The Advanced Voice Mode, when it was first unveiled, had drawn widespread attention for its quick and realistic responses, which closely mimicked human speech. Unlike the existing voice mode in ChatGPT, the Advanced Voice Mode utilizes the multimodal capabilities of GPT-4o, enabling it to process voice-to-text, text-to-speech, and text processing tasks within a single model. This integration results in significantly lower latency and more natural, real-time conversations. Furthermore, GPT-4o can detect and respond to emotional intonations in users’ voices, such as excitement, sadness, or even singing.
For now, OpenAI is adopting a phased approach to the rollout of Advanced Voice Mode to ensure close monitoring and continuous improvement based on real-world feedback. Initially, a small group of ChatGPT Plus users will receive access, with notifications sent via the ChatGPT app and email instructions. “We’re starting to roll out advanced Voice Mode to a small group of ChatGPT Plus users. Advanced Voice Mode offers more natural, real-time conversations, allows you to interrupt anytime, and senses and responds to your emotions,” OpenAI revealed in a post on X.
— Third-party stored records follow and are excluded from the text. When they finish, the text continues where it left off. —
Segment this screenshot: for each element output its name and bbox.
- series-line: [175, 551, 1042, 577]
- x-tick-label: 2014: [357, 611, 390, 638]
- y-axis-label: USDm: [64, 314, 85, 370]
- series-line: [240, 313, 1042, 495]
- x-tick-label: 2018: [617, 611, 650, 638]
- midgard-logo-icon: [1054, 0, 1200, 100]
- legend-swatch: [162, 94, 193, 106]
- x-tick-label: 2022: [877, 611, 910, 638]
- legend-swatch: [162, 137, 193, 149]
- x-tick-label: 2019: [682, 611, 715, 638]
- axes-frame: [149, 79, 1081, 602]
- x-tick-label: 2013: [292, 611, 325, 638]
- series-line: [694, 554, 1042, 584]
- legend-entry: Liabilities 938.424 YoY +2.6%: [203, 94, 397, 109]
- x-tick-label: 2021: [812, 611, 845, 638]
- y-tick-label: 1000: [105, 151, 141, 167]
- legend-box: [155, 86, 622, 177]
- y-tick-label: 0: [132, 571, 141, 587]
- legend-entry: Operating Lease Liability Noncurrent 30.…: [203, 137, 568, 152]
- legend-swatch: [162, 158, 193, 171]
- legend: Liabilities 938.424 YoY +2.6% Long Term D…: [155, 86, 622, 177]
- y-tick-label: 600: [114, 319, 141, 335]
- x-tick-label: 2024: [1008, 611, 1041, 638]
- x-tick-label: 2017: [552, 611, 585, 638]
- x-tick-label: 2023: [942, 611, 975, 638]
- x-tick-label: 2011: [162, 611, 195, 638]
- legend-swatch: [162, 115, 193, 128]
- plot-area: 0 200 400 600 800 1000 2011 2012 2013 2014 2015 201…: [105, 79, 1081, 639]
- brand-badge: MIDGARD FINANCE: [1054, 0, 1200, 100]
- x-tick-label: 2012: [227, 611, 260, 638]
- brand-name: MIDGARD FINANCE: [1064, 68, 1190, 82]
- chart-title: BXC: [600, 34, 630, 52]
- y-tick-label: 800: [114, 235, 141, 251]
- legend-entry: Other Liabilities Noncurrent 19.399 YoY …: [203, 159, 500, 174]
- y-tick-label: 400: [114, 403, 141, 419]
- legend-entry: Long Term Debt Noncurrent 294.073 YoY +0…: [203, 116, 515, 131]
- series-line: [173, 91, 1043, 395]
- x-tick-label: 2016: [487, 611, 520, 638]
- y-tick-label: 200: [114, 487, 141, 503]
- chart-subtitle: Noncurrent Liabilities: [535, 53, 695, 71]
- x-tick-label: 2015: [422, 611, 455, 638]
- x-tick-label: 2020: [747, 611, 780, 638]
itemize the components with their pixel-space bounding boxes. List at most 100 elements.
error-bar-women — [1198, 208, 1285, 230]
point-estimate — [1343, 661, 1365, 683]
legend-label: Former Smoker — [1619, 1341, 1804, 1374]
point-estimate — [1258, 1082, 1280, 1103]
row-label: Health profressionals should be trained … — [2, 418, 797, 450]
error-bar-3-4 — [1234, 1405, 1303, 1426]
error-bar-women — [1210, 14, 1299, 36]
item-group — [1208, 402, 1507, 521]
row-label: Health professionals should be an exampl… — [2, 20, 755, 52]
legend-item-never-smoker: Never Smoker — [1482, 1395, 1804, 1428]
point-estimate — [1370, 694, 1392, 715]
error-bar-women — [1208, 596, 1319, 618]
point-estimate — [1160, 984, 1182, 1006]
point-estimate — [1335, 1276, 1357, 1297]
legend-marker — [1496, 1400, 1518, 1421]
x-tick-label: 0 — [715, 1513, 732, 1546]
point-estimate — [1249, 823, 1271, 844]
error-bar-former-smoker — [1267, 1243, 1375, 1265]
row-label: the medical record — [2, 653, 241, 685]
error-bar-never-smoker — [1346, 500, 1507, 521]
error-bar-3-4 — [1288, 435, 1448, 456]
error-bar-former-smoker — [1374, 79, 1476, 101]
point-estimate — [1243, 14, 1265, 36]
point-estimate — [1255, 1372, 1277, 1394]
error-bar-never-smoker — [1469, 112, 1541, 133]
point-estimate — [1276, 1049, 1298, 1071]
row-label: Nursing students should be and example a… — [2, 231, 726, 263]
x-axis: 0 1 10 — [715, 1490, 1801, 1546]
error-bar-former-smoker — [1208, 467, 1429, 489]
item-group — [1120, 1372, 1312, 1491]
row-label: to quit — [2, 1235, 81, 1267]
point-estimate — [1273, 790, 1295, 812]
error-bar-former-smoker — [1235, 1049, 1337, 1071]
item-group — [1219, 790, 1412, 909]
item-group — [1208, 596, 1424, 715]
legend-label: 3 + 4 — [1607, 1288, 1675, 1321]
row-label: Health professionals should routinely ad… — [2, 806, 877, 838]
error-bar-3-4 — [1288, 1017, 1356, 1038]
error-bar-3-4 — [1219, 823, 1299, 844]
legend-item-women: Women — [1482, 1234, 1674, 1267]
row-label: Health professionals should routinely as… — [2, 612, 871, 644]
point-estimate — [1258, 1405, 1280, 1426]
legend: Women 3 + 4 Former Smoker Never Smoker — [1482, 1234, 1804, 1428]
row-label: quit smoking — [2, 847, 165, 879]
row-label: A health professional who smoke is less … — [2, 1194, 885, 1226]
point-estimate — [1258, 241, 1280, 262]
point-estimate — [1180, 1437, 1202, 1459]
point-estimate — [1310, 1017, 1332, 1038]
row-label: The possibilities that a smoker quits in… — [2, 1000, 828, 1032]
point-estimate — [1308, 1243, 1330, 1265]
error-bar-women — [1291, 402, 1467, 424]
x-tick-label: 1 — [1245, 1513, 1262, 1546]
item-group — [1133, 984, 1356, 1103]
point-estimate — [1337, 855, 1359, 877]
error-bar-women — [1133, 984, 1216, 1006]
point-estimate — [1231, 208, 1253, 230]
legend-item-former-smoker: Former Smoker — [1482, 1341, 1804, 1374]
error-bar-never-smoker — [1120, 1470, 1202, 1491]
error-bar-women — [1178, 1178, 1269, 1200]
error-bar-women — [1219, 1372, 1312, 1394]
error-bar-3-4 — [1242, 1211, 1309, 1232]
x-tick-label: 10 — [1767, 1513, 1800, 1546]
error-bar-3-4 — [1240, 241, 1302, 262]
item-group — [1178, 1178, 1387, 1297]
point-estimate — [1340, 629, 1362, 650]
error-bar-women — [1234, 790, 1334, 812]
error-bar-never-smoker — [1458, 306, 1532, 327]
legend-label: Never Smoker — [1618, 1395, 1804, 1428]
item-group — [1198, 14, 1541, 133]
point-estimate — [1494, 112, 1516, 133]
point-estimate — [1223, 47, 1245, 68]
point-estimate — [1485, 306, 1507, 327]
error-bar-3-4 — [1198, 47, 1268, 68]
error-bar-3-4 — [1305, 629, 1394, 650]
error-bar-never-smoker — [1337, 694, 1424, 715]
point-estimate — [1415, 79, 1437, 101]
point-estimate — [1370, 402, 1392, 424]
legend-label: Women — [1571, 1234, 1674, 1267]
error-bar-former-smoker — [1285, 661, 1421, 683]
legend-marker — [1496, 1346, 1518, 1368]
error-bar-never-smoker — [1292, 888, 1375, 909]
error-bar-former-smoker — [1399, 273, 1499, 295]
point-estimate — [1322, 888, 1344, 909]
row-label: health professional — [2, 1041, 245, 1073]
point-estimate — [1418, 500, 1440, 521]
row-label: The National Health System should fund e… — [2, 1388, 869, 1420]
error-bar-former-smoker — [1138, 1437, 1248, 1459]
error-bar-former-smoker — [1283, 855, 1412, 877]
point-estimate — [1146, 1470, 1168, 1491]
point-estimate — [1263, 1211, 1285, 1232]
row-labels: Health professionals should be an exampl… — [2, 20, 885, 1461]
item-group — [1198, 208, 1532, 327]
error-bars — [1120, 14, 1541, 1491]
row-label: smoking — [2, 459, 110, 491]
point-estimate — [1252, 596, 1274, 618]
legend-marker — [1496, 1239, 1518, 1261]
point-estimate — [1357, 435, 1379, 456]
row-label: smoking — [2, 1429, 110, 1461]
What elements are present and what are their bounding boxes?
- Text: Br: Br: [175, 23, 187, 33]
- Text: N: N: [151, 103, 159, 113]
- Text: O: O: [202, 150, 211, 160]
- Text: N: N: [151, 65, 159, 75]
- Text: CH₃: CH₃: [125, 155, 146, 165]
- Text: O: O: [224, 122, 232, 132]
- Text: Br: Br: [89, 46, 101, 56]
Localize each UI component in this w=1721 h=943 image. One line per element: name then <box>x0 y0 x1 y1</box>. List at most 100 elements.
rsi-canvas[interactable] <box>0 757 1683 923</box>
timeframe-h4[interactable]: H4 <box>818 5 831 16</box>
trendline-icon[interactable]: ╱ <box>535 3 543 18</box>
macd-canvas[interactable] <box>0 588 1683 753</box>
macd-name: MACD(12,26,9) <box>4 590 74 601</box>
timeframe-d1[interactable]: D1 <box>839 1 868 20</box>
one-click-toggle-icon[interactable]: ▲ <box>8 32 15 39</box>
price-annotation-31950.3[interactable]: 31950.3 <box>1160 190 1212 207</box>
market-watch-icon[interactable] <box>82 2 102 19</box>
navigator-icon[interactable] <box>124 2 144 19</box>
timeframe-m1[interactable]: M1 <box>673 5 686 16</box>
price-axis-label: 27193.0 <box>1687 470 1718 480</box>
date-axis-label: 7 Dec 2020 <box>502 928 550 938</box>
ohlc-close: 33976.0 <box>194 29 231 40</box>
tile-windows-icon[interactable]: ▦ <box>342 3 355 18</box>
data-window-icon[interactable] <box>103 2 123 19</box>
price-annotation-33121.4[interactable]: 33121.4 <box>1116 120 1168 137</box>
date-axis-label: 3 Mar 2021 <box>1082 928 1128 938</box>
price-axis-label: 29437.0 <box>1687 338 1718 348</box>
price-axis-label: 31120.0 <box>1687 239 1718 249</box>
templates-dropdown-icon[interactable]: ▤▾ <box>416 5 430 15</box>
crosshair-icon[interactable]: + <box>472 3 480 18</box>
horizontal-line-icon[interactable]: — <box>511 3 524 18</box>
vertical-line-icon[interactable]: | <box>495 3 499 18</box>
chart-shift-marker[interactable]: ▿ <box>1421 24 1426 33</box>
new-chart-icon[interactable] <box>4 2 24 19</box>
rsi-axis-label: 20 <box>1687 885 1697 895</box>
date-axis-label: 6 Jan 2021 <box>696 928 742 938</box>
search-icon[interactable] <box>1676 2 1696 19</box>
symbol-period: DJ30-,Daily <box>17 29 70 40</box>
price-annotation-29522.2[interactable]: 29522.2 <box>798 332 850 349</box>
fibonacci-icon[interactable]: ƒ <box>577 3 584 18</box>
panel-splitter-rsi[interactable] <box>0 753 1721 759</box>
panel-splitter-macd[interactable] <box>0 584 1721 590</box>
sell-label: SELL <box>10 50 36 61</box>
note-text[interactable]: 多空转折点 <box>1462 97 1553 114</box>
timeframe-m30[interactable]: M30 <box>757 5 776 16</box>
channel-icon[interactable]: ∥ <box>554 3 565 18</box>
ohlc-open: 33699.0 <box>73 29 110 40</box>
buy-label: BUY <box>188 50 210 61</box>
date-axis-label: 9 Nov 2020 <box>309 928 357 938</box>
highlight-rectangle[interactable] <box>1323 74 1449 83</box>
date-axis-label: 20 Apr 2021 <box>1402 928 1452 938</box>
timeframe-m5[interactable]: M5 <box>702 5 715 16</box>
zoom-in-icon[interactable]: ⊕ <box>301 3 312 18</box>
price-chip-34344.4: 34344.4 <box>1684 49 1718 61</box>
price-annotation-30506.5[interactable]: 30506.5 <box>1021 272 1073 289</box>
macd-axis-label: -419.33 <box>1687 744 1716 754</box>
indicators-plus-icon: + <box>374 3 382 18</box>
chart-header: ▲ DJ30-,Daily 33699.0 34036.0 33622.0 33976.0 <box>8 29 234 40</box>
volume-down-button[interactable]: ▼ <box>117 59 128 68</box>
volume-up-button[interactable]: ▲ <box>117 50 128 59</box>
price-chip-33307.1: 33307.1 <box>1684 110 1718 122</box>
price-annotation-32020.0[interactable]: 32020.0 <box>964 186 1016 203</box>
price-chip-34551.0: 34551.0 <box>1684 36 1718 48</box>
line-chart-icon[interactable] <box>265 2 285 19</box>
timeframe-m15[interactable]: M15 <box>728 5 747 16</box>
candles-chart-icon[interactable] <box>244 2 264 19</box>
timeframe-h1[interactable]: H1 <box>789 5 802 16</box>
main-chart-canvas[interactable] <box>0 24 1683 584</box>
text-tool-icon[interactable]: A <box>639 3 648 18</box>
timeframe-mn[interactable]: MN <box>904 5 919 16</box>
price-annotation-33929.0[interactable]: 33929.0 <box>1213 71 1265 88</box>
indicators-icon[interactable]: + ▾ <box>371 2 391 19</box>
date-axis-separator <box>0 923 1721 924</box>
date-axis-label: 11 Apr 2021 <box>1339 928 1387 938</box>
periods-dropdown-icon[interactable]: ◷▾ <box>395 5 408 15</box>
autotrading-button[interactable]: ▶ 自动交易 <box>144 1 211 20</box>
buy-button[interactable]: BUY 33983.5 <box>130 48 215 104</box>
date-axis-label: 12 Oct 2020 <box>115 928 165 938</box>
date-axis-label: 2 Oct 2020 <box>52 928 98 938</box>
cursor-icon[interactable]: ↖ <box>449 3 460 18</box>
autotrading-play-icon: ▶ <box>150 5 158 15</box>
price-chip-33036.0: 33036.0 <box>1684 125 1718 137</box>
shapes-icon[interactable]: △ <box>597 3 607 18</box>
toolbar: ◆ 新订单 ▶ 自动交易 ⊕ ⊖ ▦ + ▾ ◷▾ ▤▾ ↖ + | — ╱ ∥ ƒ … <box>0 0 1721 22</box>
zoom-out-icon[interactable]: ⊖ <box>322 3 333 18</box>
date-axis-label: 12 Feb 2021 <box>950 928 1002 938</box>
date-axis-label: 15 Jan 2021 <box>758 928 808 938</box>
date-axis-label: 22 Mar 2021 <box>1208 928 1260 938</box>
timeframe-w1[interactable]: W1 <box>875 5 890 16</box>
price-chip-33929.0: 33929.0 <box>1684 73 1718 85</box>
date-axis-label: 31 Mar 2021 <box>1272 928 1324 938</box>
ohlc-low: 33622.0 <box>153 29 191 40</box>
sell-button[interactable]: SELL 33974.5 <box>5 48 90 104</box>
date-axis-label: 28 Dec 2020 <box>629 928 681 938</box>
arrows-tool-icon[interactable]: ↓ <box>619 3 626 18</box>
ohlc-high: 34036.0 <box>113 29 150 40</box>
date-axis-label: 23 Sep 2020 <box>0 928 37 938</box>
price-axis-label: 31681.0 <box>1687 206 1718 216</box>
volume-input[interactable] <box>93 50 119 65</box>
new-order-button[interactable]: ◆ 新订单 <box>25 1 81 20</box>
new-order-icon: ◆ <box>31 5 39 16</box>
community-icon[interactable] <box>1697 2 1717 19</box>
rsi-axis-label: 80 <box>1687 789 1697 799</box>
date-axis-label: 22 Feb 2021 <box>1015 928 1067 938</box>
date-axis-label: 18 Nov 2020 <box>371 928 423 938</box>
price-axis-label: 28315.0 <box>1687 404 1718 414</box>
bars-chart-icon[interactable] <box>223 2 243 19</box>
We’re starting to roll out advanced Voice Mode to a small group of ChatGPT Plus users. Advanced Voice Mode offers more natural, real-time conversations, allows you to interrupt anytime, and senses and responds to your emotions. pic.twitter.com/64O94EhhXK
— OpenAI (@OpenAI) July 30, 2024
And if this is not enough, OpenAI has introduced four new preset voices – Juniper, Breeze, Cove, and Ember – developed in collaboration with paid voice actors. These voices ensure that the AI cannot impersonate individuals or public figures, thus preventing misuse. OpenAI spokesperson Lindsay McCallum revealed that ChatGPT’s voice mode is designed to block outputs that differ from these preset voices. Furthermore, OpenAI has implemented new filters to prevent the generation of copyrighted audio, such as music, to avoid potential legal issues. This measure is particularly relevant given recent legal challenges faced by AI companies over copyright infringement.
OpenAI has also conducted testing of GPT-4o’s voice capabilities, involving over 100 external red teamers who collectively speak 45 different languages. This testing was aimed at identifying and addressing potential weaknesses, ensuring the robustness of the model. OpenAI plans to release a detailed report on these safety efforts in early August. Beyond the current voice capabilities, OpenAI plans to introduce additional features such as video and screen-sharing at a later date.